Библия одиноко лежала перед апостолом на совершенно пустом столе. В черном лакированном дереве отражались как бы висящие в пустоте белые руки и крахмальная грудь. Кандидат положил левую руку на библию, а в правой, горячей от пота руке крепко зажал рифленую рукоятку.
— Повторяй за мной! — велел апостол и стал нараспев читать слова клятвы: — Тот, кто изменит Бонду, будет уничтожен. Бонд никогда не прощает и ничего не забывает. Его месть быстра и безошибочна. Ни один предатель еще не избежал его кары…
— Избежал его кары… — с придыханием повторил кандидат.
Потом, как учили его перед посвящением, круто повернулся, подошел к простертому на полу телу, опустился на одно колено и с силой вогнал кинжал туда, где должны были находиться грудь и сердце. Тело под его рукой вздрогнуло, напряглось и опало вдруг, как продырявленная камера. А может, это только показалось ему. Свет факелов с шипением погас. Острее запахло сладковато-прогорклой соляркой. Руки кандидата были мокры и липки от пота, и он все время вытирал их о брюки, борясь с навязчивым ощущением, что они в крови.

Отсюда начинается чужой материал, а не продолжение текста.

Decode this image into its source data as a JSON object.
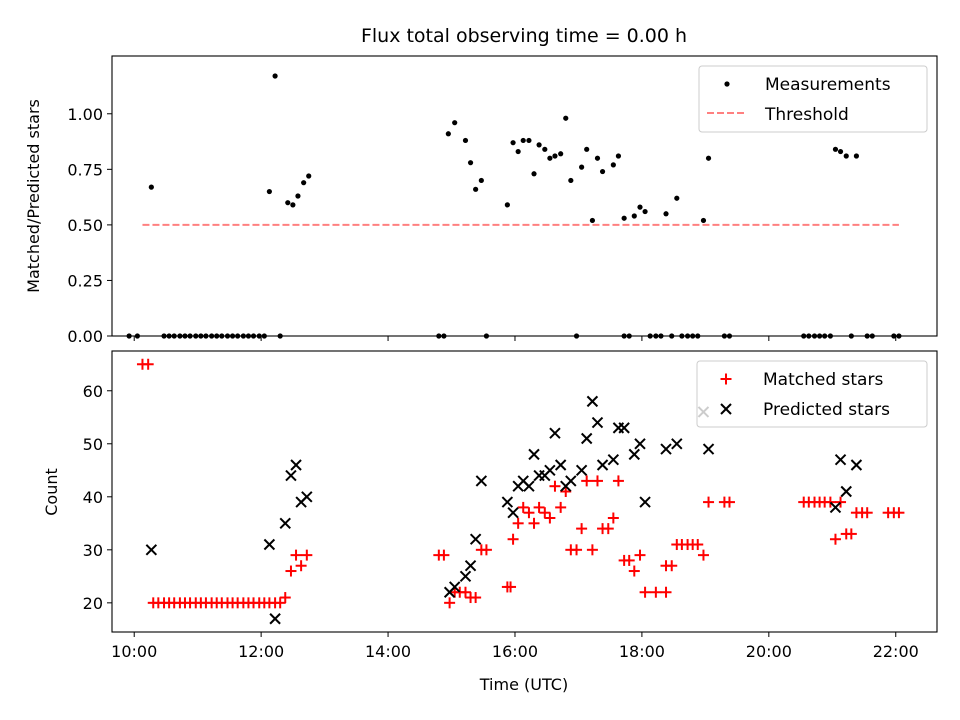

Так умер человек, с которым всего на один миг свела Минделу судьба. Он был жертвой, о которой нельзя сказать, что она недостойна своей судьбы. Расист и член Брудербонда, он скрыл от «братьев» и бюро регистрации населения, что его прадед — стопроцентный голландский бур — вывез из колоний красавицу яванку, которую сделал своей женой. Человек с 1/8 цветной крови по законам страны цветной. Он не может быть членом Бонда. Но, став этим членом обманно, он, цветной, сделался изменником. Ни один предатель еще не избежал кары…
Я не смог побороть искушения и попытался проследить судьбу Минделы, но это завело меня слишком далеко. Я понял, что должен побороть в себе желание вмешаться в развязку, которая случилась давно-давно и оживает теперь лишь в инверсии времени. Мой путь далек, сквозь века и судьбы, поэтому я должен проститься с Минделой, так и не узнав, что сделал с ним Бонд и для чего забрал его из полицейского управления. Это частность перед лицом веков, невидимый штрих в прихотливом узоре истории. Я решил добраться до самых истоков, так как убедился, что многого не понимаю. На закате монополистического капитализма, оказывается, тайно свершали средневековые обряды, характерные для тамплиеров, иезуитов, масонов, уходящие корнями чуть ли не в доисторическое прошлое. Я не мог этого понять. Смысл воскрешения древнего ритуала ускользал от меня. Тогда я дал себе слово, что буду следить за прошлым спокойными глазами исследователя, не давая воли чувству, не увлекаясь путями отдельных человеческих судеб. Решительно прервав настройку, я принял двадцатый век за систему отсчета и стал разворачивать луч в континуумы.